This is the 11th day of my participation in the August More Text Challenge

Hello, I’m Brother Chen

Today, I will teach you how to obtain and collect (some degree encyclopedia) celebrity relationship data, and visualize the atlas.

Highlights (Difficult points) :

1. Dynamic query (enter any star name to query the celebrity relationship).

2. Atlas display (and key-value form)

Specific introduction will not talk about, first on the effect:

Demo video

Visualization | teach you practical teaching with 30 lines of python code query star

You can input the corresponding star name in the link to get the corresponding figure relationship atlas (also support drag), such as: Li Yifeng

1. Collect data

Search inside Baidu: Li Yifeng

You can see the star relationship in the star column

Let’s start locating the page TAB

You can see that the data is the LI label of ul under the id slider_relations

relations = selector.xpath('//*[@id="slider_relations"]/ul/li')
Copy the code

After obtaining the li label, you need to parse key-value, key mapping (partner, friend, etc.), and value corresponding to the star name


for i in relations:
    re = i.xpath('.//div[@class="name"]/text()') [0]
    name = i.xpath('.//div[@class="name"]/em/text()') [0]
Copy the code

2. Web page creation

In order to combine the atlas and dynamically query the relationship between any stars, it is written in the form of ** website (webpage) **

By the Flask framework to write the background, HTML as the front end, because the front-end code is more here will not show (will provide source code later).

First of all, the code to collect the relationship between stars is encapsulated as a function.


### Get information
def getlist(name_i) :
    url_name = "https://baike.baidu.com/search/word?word="+str(name_i)
    s = requests.Session()
    response = s.get(url_name, headers=headers)
    text = response.text
    # here is the parsing code
    
    links = []
    for i in relations:
        re = i.xpath('.//div[@class="name"]/text()') [0]
        name = i.xpath('.//div[@class="name"]/em/text()') [0]
        print(re + "-" + name)
        dict = {'source': str(name_i), 'target': str(name), 'rela': str(re), 'type': 'resolved'}
        links.append(dict)
    return links

Copy the code

Where name_i is the name of the search star, the wrapped function name is getList, and the data returned by the function is links

Flask’s route (getData in the browser)


# Fetch data
@app.route('/getdata')
def getdata() :
    name_i = request.args.get('name')
    # Collect data
    links = getlist(name_i)
    print(links)
    #return Response(json.dumps(links), mimetype='application/json')
    return render_template('index.html', linkss=json.dumps(links))

Copy the code

3. Start

If __name__ = = "__main__" : "" "initialization "is" "app. The run (host =" '+ IP, port = 80, implementing = True)Copy the code

The port here is 80, and IP is the default native IP (when you run code access, just enter your own native IP)
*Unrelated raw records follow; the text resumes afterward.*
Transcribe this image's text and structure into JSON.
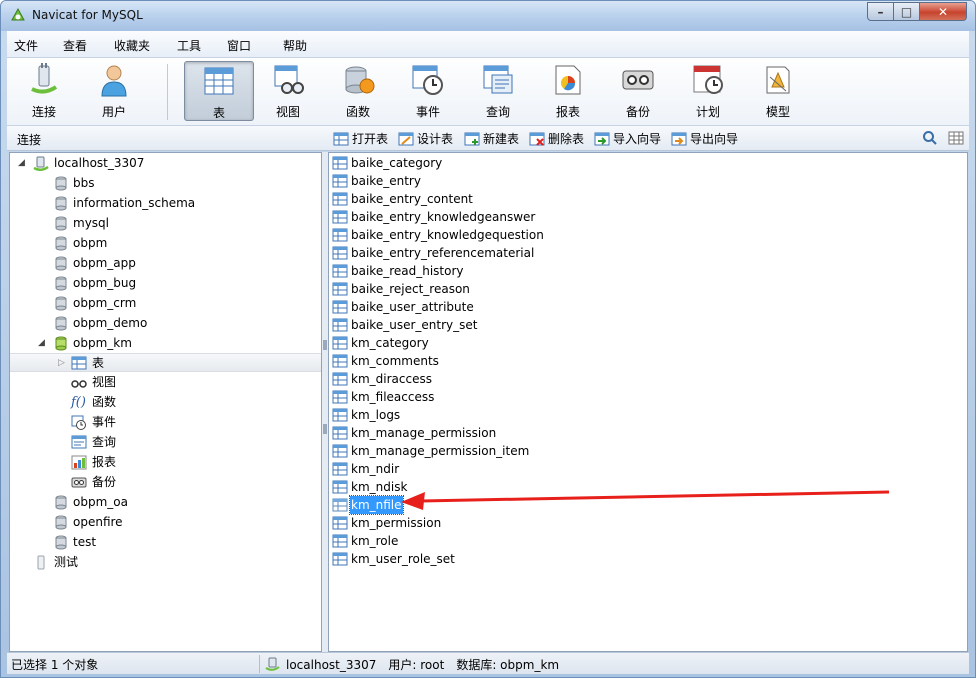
{
  "window": {
    "title": "Navicat for MySQL"
  },
  "menu": [
    "文件",
    "查看",
    "收藏夹",
    "工具",
    "窗口",
    "帮助"
  ],
  "toolbar": {
    "connect": "连接",
    "user": "用户",
    "table": "表",
    "view": "视图",
    "function": "函数",
    "event": "事件",
    "query": "查询",
    "report": "报表",
    "backup": "备份",
    "schedule": "计划",
    "model": "模型"
  },
  "objbar": {
    "section_label": "连接",
    "open_table": "打开表",
    "design_table": "设计表",
    "new_table": "新建表",
    "delete_table": "删除表",
    "import_wizard": "导入向导",
    "export_wizard": "导出向导"
  },
  "tree": {
    "connection": "localhost_3307",
    "databases": [
      "bbs",
      "information_schema",
      "mysql",
      "obpm",
      "obpm_app",
      "obpm_bug",
      "obpm_crm",
      "obpm_demo"
    ],
    "open_db": "obpm_km",
    "children": [
      "表",
      "视图",
      "函数",
      "事件",
      "查询",
      "报表",
      "备份"
    ],
    "databases_after": [
      "obpm_oa",
      "openfire",
      "test"
    ],
    "other_connection": "测试"
  },
  "tables": [
    "baike_category",
    "baike_entry",
    "baike_entry_content",
    "baike_entry_knowledgeanswer",
    "baike_entry_knowledgequestion",
    "baike_entry_referencematerial",
    "baike_read_history",
    "baike_reject_reason",
    "baike_user_attribute",
    "baike_user_entry_set",
    "km_category",
    "km_comments",
    "km_diraccess",
    "km_fileaccess",
    "km_logs",
    "km_manage_permission",
    "km_manage_permission_item",
    "km_ndir",
    "km_ndisk",
    "km_nfile",
    "km_permission",
    "km_role",
    "km_user_role_set"
  ],
  "selected_table": "km_nfile",
  "status": {
    "selection": "已选择 1 个对象",
    "connection": "localhost_3307",
    "user": "用户: root",
    "database": "数据库: obpm_km"
  },
  "colors": {
    "selection": "#3399ff",
    "arrow": "#e8201c",
    "titlebar": "#bcd3ee"
  }
}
If the preceding page is displayed after the py code is run, the system is successfully started

Then access it in the browser

http://127.0.0.1/getdata?name= Star nameCopy the code

The name of the star here is any star, such as Li Yifeng

Li yi feng http://127.0.0.1/getdata?name=Copy the code

http://127.0.0.1/getdata?name= Jackie chanCopy the code

4. Summary

In this paper, the data of seven national censuses are obtained and visualized.